Fighting a growing lethargy that threatened to overtake him, Levin asked himself how he could "go to war with Germany and Japan, to fight for an ephemeral and enticing idea, freedom, yet not budge when his own people were standing trial? How could he, who had listened to his grandmother haltingly tell stories of pogroms in her native Russia, he who had witnessed the aftermath of the Holocaust, not join the struggle to ensure that such atrocities were never committed again against the Jewish people?"

Levin soon left with his young wife for Palestine in 1947, where he immediately found work as a journalist and assisted the Haganah in breaking codes - the same kind of work he had done during the Second World War. Levin, now in his 80s, can still recall the difficulties and thrills of his early years in Israel, and the joy he felt in being part of the creation of the Jewish State.

In the second essay, Leibovitz tells us about the Ginsberg family, who made aliya to a kibbutz in Israel in 1962. Mike Ginsberg's father had died suddenly, and his mother had brought him and his three brothers there in order to start a new life. Feeling ill at ease at first, the family slowly adjusted to the new customs and language. Before he married and raised three sons, Mike Ginsberg would serve in the Israeli Army, where he remains in charge of security near the Lebanese border to this day.

Ginsberg came to Israel over 40 years ago, when he was still in his teens, yet he can remember his early and intense infatuation with the Israeli Army. He remembers watching the Independence Day Parade in Haifa shortly after his arrival in Israel, thinking, "Here were Jews who could handle guns better than Bugsy Siegel and were even braver than Sandy Koufax. Here were warriors."

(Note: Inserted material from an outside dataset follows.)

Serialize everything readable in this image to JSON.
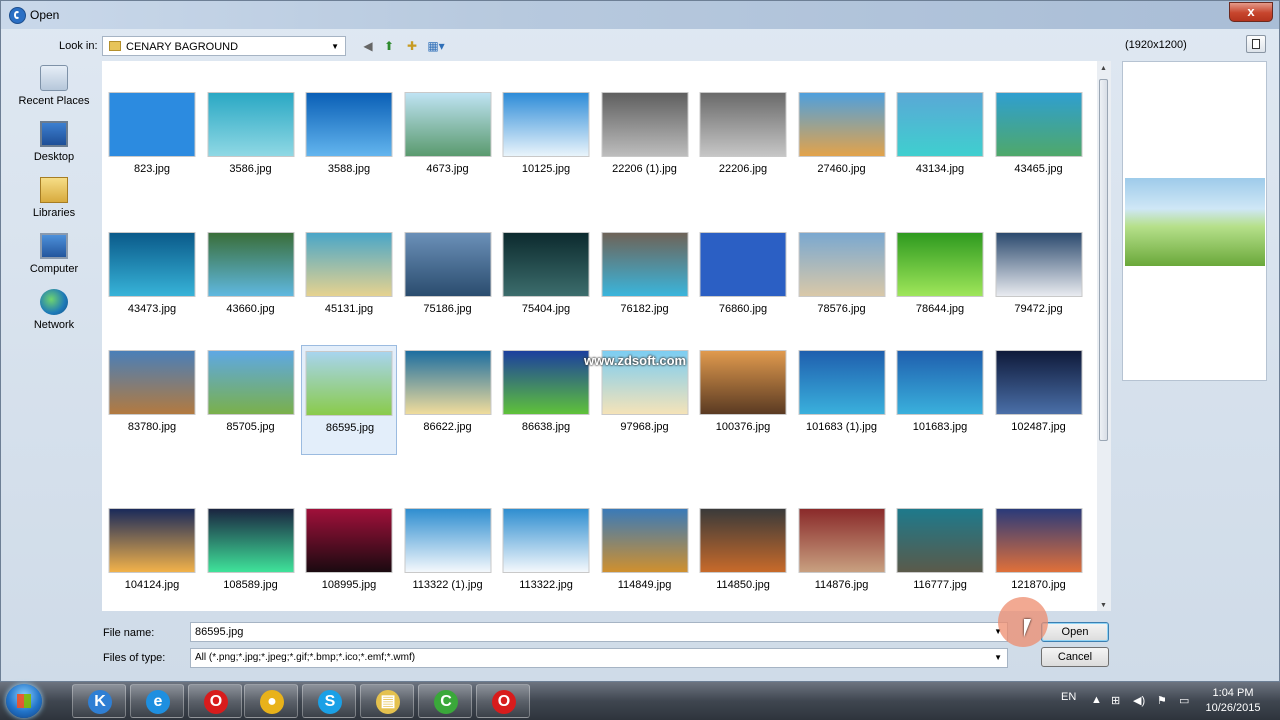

The third story is about Sharon and Danny Kalker and their four children. The Kalkers, an Orthodox family from Queens, arrived in 2001 to live in Hashmonaim, a small community just a few miles east of the Green Line. Marital tensions and career disappointments threatened their family's adjustment at first, but eventually each member of the family slowly learned to find their own way.

Leibovitz is a fine writer and is able to leap easily into the consciousness of another. He is not an invisible narrator; his presence and passion are felt throughout these pages. One senses he is still on his own personal journey; he is a truth-seeker, a romantic, and an Israeli perched upon a rooftop in New York trying to answer for himself the question his three families have already mastered: "Where do I really belong?"